Sunday, February 12, 2012

Hot Read from a Cold War

East German Authorities Guard Control Point At Potsdamer Platz, 1961
From the National Archives (Special Media Archives Services Division, College Park, MD)

The Spy Who Came in from the Cold by John Le Carré 
New York: Pocket Books, [2001], c1963.
x, 212 p. ; 21 cm.

I recently saw the critically praised  movie Tinker, Tailor, Soldier, Spy and decided that I had to read a book by John Le Carré.  I've wanted to read Le Carré for a while.  I really enjoyed another film based on his more recent work - The Constant Gardner - and interviews I'd seen of him on Democracy Now! 

I wasn't disappointed in the Spy Who Came in From the Cold, but - like the confusing plot of Tinker, Tailor, Soldier, Spy - you have to give the novel a lot of attention.  The plot is a twisting confusion of agents, double-agents, intrigue and lethal spycraft.   

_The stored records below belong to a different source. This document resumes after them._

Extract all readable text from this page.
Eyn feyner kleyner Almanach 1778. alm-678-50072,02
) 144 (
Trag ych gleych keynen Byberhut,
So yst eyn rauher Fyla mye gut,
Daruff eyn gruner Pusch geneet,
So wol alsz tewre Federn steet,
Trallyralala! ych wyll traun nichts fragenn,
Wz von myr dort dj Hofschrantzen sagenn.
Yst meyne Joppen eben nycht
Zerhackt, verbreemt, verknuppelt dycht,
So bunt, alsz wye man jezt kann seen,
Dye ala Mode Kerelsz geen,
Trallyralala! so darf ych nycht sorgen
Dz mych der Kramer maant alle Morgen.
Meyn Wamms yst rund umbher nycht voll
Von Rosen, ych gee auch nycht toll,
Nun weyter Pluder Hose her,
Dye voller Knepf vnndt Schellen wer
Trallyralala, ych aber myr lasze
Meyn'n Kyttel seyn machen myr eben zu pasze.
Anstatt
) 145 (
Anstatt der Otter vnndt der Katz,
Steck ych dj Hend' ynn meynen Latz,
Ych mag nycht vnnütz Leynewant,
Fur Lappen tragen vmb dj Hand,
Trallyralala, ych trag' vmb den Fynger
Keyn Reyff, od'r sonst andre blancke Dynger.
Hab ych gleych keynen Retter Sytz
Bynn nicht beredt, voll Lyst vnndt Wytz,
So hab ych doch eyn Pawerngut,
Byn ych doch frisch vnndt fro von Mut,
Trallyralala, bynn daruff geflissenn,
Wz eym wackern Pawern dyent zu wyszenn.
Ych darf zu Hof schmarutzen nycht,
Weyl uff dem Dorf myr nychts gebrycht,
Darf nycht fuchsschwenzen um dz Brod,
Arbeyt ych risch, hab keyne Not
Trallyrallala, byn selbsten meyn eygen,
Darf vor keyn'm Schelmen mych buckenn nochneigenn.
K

What brings this novel above the level of a simple spy thriller is its crisp writing and its philosophical musings on the ethical motives and justifications raised by covert actions.  Le Carré offers no easy answers, but invites his readers - once they have figured out just what happened and have caught their breaths - to wrestle with the moral dilemmas raised in the novel.